The silicone sculptor
By Uma Balasubramaniam | Published: 09th September 2017 10:00 PM |
After Madame Tussauds Wax Museum became a genre du jour with replicas of the museum in many parts of the world, it took self-taught artist, photographer and producer A P Sreethar nudge his creativity to create figures of prominent personalities using silicone.
These figures were exhibited in his Live Art Museum in Chennai—the first-of-its-kind in the world—in April this year.
The artist says, “I always had this urge towards creative art and the need to deviate from the off beaten path. I wanted to be creative in a different way.”
Sreethar’s first visit to Madame Tussauds in Bangkok in 2013 fuelled the desire in him to emulate the works exhibited there. But he realised that wax as a medium was not conducive to our tropical climate and he thought of using silicone instead. “My friend Ravi, a sculptor based in Vizag, helped me. We mould a clay figure for reference, then we make an iron skeleton over it, which is then covered with fibre made partly of wool and silk. The fibre is again covered with silicone, after which we work on colouring, art work, hair attachments, costumes and accessories,” says the 49-year-old, whose paintings were exhibited at international fairs in Singapore and Sydney.

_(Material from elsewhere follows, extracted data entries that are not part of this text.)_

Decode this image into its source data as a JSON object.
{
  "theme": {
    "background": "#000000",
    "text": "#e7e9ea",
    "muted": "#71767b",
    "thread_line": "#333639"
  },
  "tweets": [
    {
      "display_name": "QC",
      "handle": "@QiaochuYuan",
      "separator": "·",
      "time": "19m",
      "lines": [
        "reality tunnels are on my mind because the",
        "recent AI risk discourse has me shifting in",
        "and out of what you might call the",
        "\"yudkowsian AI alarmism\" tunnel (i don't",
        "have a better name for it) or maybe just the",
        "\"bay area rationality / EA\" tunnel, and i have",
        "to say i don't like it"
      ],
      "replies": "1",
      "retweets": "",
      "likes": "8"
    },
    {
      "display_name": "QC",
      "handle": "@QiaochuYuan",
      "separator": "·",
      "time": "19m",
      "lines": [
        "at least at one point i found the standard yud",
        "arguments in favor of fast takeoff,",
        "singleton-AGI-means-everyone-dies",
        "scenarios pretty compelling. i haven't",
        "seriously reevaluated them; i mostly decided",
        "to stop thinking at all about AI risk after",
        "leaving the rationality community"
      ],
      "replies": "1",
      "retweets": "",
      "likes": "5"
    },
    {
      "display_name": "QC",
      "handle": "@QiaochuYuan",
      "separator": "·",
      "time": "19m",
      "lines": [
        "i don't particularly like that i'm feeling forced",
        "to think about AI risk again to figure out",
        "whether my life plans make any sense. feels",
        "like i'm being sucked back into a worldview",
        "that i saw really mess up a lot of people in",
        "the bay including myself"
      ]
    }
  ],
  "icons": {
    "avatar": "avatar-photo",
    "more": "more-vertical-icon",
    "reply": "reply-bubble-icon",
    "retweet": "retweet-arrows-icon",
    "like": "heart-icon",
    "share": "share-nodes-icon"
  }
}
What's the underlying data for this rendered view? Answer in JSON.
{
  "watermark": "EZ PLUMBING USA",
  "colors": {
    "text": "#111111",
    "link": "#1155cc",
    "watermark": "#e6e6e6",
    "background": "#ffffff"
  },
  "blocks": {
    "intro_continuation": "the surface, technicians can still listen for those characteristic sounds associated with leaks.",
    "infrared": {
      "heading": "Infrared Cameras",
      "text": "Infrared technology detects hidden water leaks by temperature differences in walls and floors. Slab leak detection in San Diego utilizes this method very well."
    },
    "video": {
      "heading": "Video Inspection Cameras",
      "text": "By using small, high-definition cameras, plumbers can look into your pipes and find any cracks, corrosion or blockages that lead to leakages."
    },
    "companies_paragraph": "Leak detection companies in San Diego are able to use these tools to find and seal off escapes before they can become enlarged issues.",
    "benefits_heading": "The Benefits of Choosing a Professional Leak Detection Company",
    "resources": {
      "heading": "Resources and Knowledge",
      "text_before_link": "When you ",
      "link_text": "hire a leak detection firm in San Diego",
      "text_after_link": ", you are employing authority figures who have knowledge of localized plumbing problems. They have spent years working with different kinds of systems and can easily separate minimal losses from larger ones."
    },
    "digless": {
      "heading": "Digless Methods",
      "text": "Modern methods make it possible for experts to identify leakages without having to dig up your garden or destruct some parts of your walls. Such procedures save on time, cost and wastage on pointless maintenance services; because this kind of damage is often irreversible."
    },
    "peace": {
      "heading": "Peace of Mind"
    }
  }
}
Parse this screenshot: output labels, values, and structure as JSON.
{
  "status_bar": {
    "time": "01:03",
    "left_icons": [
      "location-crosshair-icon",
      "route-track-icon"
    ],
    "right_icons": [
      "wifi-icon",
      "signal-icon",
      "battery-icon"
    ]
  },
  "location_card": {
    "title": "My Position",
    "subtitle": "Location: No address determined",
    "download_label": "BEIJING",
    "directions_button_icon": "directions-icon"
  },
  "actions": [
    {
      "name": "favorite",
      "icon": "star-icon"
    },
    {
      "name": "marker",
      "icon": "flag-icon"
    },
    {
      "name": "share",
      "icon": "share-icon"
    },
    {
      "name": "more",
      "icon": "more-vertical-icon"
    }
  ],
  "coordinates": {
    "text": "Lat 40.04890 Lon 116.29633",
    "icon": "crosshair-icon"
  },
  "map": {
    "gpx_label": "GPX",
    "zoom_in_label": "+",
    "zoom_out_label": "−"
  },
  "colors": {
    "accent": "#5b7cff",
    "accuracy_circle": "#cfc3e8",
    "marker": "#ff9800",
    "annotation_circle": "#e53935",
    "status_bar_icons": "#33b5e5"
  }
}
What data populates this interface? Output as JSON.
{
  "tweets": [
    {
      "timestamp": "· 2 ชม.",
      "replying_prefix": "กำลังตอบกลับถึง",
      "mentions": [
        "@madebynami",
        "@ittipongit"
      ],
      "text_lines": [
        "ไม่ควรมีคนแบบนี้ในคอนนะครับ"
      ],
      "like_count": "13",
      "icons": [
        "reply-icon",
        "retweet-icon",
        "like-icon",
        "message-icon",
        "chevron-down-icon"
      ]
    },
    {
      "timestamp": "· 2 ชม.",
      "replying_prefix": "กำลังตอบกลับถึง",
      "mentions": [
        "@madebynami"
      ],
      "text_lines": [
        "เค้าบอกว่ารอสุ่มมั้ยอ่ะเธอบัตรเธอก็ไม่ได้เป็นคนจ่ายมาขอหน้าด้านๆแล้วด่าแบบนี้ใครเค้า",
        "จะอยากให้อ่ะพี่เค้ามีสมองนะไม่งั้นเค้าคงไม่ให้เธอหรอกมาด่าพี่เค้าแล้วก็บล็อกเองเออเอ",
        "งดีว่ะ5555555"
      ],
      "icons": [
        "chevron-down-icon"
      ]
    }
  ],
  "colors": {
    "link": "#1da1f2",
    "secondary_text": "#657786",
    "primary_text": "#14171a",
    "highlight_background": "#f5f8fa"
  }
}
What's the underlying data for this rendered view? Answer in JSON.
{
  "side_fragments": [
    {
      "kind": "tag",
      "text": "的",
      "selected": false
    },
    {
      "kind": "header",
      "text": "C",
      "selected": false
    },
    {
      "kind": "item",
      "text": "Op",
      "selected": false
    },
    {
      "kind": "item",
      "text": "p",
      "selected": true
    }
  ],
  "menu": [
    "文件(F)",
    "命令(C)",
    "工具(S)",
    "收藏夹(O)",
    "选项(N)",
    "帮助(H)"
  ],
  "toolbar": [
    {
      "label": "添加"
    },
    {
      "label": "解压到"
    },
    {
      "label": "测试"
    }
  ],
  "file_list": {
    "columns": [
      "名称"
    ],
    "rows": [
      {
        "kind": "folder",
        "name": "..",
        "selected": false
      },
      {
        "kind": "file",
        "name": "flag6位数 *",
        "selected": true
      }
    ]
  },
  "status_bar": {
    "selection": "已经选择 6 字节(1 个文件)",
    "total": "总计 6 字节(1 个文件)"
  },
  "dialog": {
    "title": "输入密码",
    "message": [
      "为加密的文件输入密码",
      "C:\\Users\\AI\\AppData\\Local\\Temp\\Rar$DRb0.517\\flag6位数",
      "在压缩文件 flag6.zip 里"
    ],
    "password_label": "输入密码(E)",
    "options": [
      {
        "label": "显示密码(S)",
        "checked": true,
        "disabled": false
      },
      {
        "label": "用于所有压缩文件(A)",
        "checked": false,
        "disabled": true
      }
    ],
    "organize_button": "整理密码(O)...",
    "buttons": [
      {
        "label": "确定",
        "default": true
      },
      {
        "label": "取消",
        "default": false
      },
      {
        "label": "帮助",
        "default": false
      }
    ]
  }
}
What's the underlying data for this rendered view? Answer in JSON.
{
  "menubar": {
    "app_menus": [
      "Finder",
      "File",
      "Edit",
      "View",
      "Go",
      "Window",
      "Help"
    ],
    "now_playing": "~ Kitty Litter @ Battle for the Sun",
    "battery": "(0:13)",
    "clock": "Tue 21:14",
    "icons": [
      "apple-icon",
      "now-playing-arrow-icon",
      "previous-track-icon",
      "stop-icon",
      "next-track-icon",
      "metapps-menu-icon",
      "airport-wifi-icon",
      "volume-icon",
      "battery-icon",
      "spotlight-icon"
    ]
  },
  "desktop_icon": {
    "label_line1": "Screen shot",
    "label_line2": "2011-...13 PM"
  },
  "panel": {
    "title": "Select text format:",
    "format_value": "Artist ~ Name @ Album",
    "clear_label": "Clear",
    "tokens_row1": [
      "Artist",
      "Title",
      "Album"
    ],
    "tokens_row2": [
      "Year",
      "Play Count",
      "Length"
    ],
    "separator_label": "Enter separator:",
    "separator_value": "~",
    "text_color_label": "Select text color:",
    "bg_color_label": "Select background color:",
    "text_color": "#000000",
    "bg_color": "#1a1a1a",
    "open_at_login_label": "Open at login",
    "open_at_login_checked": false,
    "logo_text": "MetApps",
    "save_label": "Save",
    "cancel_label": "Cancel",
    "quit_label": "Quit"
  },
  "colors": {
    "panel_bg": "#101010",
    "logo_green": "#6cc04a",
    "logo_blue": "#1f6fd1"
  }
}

Glass moulds are used to make eyes, and enamel to colour them.
Standing tall in the museum, suited and booted with his glares on, is Amitabh Bachchan. Opposite to him is a fierce Arnold Schwarzenegger in a leather outfit brandishing a shotgun, complete with shells in his bandolier.
Cricketer M S Dhoni swinging his bat to strike the ball is so realistic that one can almost hear the swish. Mother Teresa, Jackie Chan, Charlie Chaplin and Sai Baba are among the iconic celebrities housed here, but attention-riveting is Da Vinci’s famed Mona Lisa sitting pretty on a rock with her enigmatic smile intact.
In July, a silicone figure of erstwhile late President APJ Abdul Kalam was displayed in the Abdul Kalam Memorial in Rameshwaram. “The figure’s special feature is that it shows Kalam in a sitting position playing the veena,” says Sreethar, who got his first recognition at the age of 16 when he exhibited a painting at the USSR’s Gorbachev Festival at Soviet Cultural House in Chennai in 1985.
The painting of two trees tied together as a symbol of Indo-USSR relations deeply impressed then Russian President Mikhail Gorbachev. “There was no looking back after that,” Sreethar says.
Money has never been a problem. The making of a silicone model costs Rs 5-7 lakh, and the rapidity with which they paintings sell, he is able to fund the cost.
He confesses to his passion for film production which has transcended into many corporate films, ads and documentaries. He says, “The quest for innovation is endless. My best is yet to come.” From 2000 to 2005, he took several trips to Sydney to learn digital art, used in film production.
To commemorate Sai Baba’s centenary, he is sculpting 10 figures of the saint.